9.             La mesure d'interdiction de pénétrer dans un périmètre déterminé vise en particulier à combattre le trafic de stupéfiants et à éloigner les personnes qui sont en contact répété avec le milieu de la drogue des lieux où se pratique le commerce de stupéfiants (arrêts du Tribunal fédéral 2C_570/2016 du 30 juin 2016 consid. 5.1 ; 2C_1142/2014 du 29 juin 2015 consid. 3.1 ; 6B_808/2011 du 24 mai 2012 consid. 1.2 ; 2C_437/2009 du 27 octobre 2009 consid. 2.1 ; ATA/199/2017 du 16 février 2017 ; ATA/73/2014 du 10 février 2014 ; ATA/45/2014 du 27 janvier 2014). D'autres comportements permettent néanmoins aussi de retenir un trouble ou une menace de la sécurité et de l'ordre publics. On peut songer à la commission de vols et d'autres larcins (réitérés), même de peu d'importance du point de vue du droit pénal, à la mendicité organisée ou aux « jeux » de bonneteau sur la voie publique, qu'ils soient ou non pénalisés, à des contacts que l'étranger entretiendrait avec des groupes d'extrémistes politiques, religieux ou autres, à la violation grave et répétitive de prescriptions et d'injonctions découlant du droit des étrangers, notamment le fait d'avoir passé outre à une assignation antérieure ou de tenter de saboter activement les efforts entrepris par les autorités en vue d'organiser le renvoi de l'étranger (cf. Grégor CHATTON/Laurent MERZ, op. cit., n. 20 ad art. 74 p. 735 et les arrêts cités).

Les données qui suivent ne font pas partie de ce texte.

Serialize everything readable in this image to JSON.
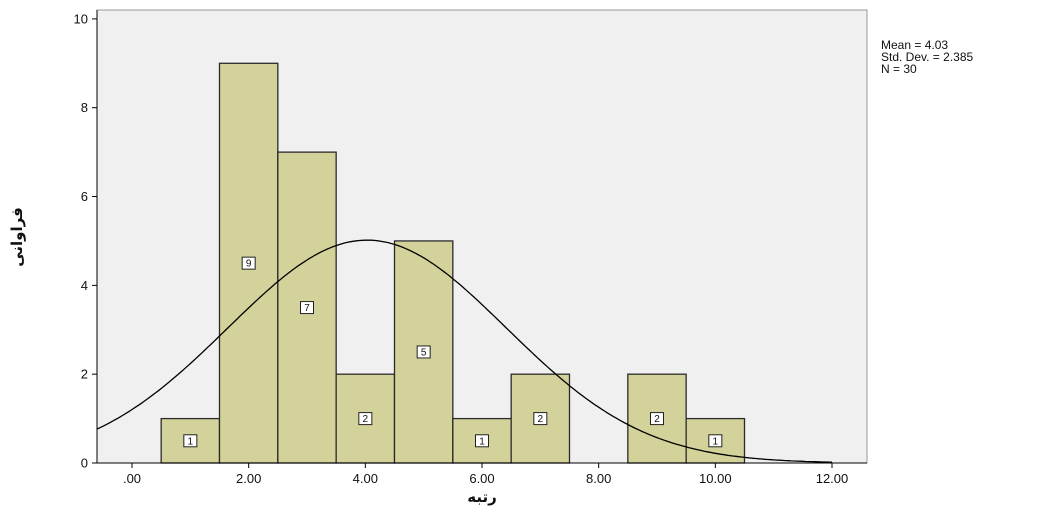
{
  "chart_data": {
    "type": "bar",
    "subtype": "histogram",
    "title": "",
    "xlabel": "رتبه",
    "ylabel": "فراوانی",
    "xlim": [
      -0.6,
      12.6
    ],
    "ylim": [
      0,
      10.2
    ],
    "x_ticks": [
      0,
      2,
      4,
      6,
      8,
      10,
      12
    ],
    "x_tick_labels": [
      ".00",
      "2.00",
      "4.00",
      "6.00",
      "8.00",
      "10.00",
      "12.00"
    ],
    "y_ticks": [
      0,
      2,
      4,
      6,
      8,
      10
    ],
    "y_tick_labels": [
      "0",
      "2",
      "4",
      "6",
      "8",
      "10"
    ],
    "bin_width": 1,
    "bins": [
      {
        "center": 1,
        "count": 1
      },
      {
        "center": 2,
        "count": 9
      },
      {
        "center": 3,
        "count": 7
      },
      {
        "center": 4,
        "count": 2
      },
      {
        "center": 5,
        "count": 5
      },
      {
        "center": 6,
        "count": 1
      },
      {
        "center": 7,
        "count": 2
      },
      {
        "center": 9,
        "count": 2
      },
      {
        "center": 10,
        "count": 1
      }
    ],
    "bar_labels": [
      "1",
      "9",
      "7",
      "2",
      "5",
      "1",
      "2",
      "2",
      "1"
    ],
    "normal_curve": {
      "mean": 4.03,
      "std_dev": 2.385,
      "n": 30
    },
    "stats_text": [
      "Mean = 4.03",
      "Std. Dev. = 2.385",
      "N = 30"
    ],
    "grid": false,
    "colors": {
      "plot_background": "#f0f0f0",
      "bar_fill": "#d3d29a",
      "bar_stroke": "#2a2a2a",
      "curve": "#000000"
    }
  }
}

10.         La jurisprudence considère qu'une condamnation pénale n'a pas besoin d'être définitive pour fonder au moins l'existence de soupçons d'une infraction, lesquels sont suffisants dans le cadre de l'application de l'art. 74 LEI.

11.         En l'espèce, s'agissant de la première condition de l'art. 74 al. 1 let. a LEI, l’intéressée, qui est de nationalité roumaine, n'est pas au bénéfice d'une autorisation de courte durée (art. 32 LEI), de séjour (art. 33 LEI) ou d'établissement en Suisse (art. 34 LEI), ce qu’elle ne conteste pas. Son appartenance à un État partie à l’ALCP ne lui octroie par ailleurs pas ex lege une autorisation de séjour, et n’exclut pas par principe le prononcé d’une mesure de l’art. 74 LEI.

S'agissant de la seconde condition, Mme A______ a notamment été condamnée par ordonnance pénale du 11 mai 2025 pour vol. Suite à son arrestation, elle a non seulement admis les faits mais également indiqué avoir agi de la sorte car elle était démunie de moyens financiers, faire des allers-retours entre la Suisse et la Roumanie et subvenir à ses besoins grâce à la mendicité. Dans ces conditions, il n'est pas déraisonnable de penser que sa présence à Genève résulte d'une volonté de commettre ou de permettre la commission d’activités délictuelles et criminelles, telles que celle pour laquelle elle est actuellement poursuivie et qu'elle pourrait encore être amenée à en commettre ou à permettre leur commission. En particulier, le fait qu'elle aurait un ami intime qui la soutiendrait financièrement ne l'a manifestement pas empêchée de commettre l'infraction pour laquelle elle est actuellement poursuivie, de sorte que l'on ne saurait a priori considérer cette prétendue relation comme un facteur propre à empêcher la réitération de nouvelles infractions.

Dès lors, le commissaire de police pouvait effectivement considérer que Mme A______ constituait une menace pour l'ordre et la sécurité publics suffisante pour justifier l'application des art. 74 al. 1 let. a LEI et 6 al. 3 LaLEtr, dont les conditions sont donc réunies. Il convient à cet égard d'ajouter que l'argument de la précitée selon lequel elle pourrait finalement n'être condamnée pénalement que pour un vol d'importance mineure et qu'elle ne constituerait donc pas une réelle menace, ne tient pas compte de ses antécédents, qui démontrent sa persistance à troubler l'ordre public nonobstant les condamnations dont elle a successivement fait l'objet.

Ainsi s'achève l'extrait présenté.